Shout if you are made, etc. Let the words just come to you.
-
Scribble on paper. Clutch the pen in your fist. It's a way to diffuse it on
to paper. (Get a few sheets so they don't tear.)
-
Take item you are self injuring with and use it against something
else. For example, if you are using a razor blade, rip it across a
towel. Sometimes seeing what "can" be done to an object can
make a person think twice about using it on themselves. Can also give
the feeling of "doing it"...the tangible aspect.
-
Make a list of reasons why you are going to stop cutting. Every time
you get the urge, read the list to remind yourself why you shouldn't.

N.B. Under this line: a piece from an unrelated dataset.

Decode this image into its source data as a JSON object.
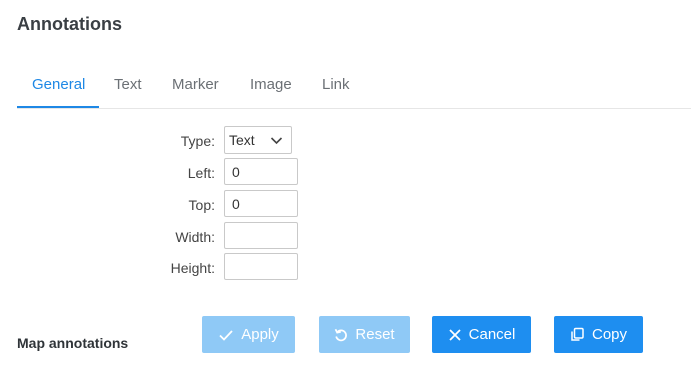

Also remember to put on that list that you do not deserve to hurt
yourself. You are important and special and you do not deserve to be
hurt.
If you have any suggestions that have helped you in the past and feel might be helpful
to someone else, please email colleen@mirror-mirror.org
and I will add it to the list.
It is very difficult for people to admit to someone that they harm themselves because
there is usually so much shame and guilt that goes along with it. It's important to try
and remind yourself that there is no shame in what you are doing and that it's okay to
reach out and ask for help. In order to help yourself overcome this, you need to want to
stop the behavior and you need to find a therapist that you like and trust to help you
deal with the underlying issues causing you to do this to yourself. Sometimes treatment
may also involve the use of medications such as Xanax and Klonopin. Hypnosis and
relaxation techniques can also be helpful, and in extreme cases, hospitalization might be
required for a short period of time. If there are support groups in your area, you may
want to think about joining them for extra support.
Many people who self-injure keep it a secret because they feel like they are crazy,
insane and evil. They fear if they tell anyone, they might be locked away forever. The
truth is, people who intentionally harm themselves are in fact very normal and sane
people, who are in a lot of emotional pain. They self-injure as a way to cope, because
they were probably never taught how to deal with intense feelings and emotions in healthy
ways. Unfortunately, when people hear about this form of self-harm, they do tend to place
labels on these people as being psychotic and crazy, which is why so many people do not
come forward and ask for help. Until society dispels all the myths surrounding self-injury
and start to educate themselves on this subject, sufferers will continue to keep quiet and
this form of abuse will continue to be a secret for a long time to come.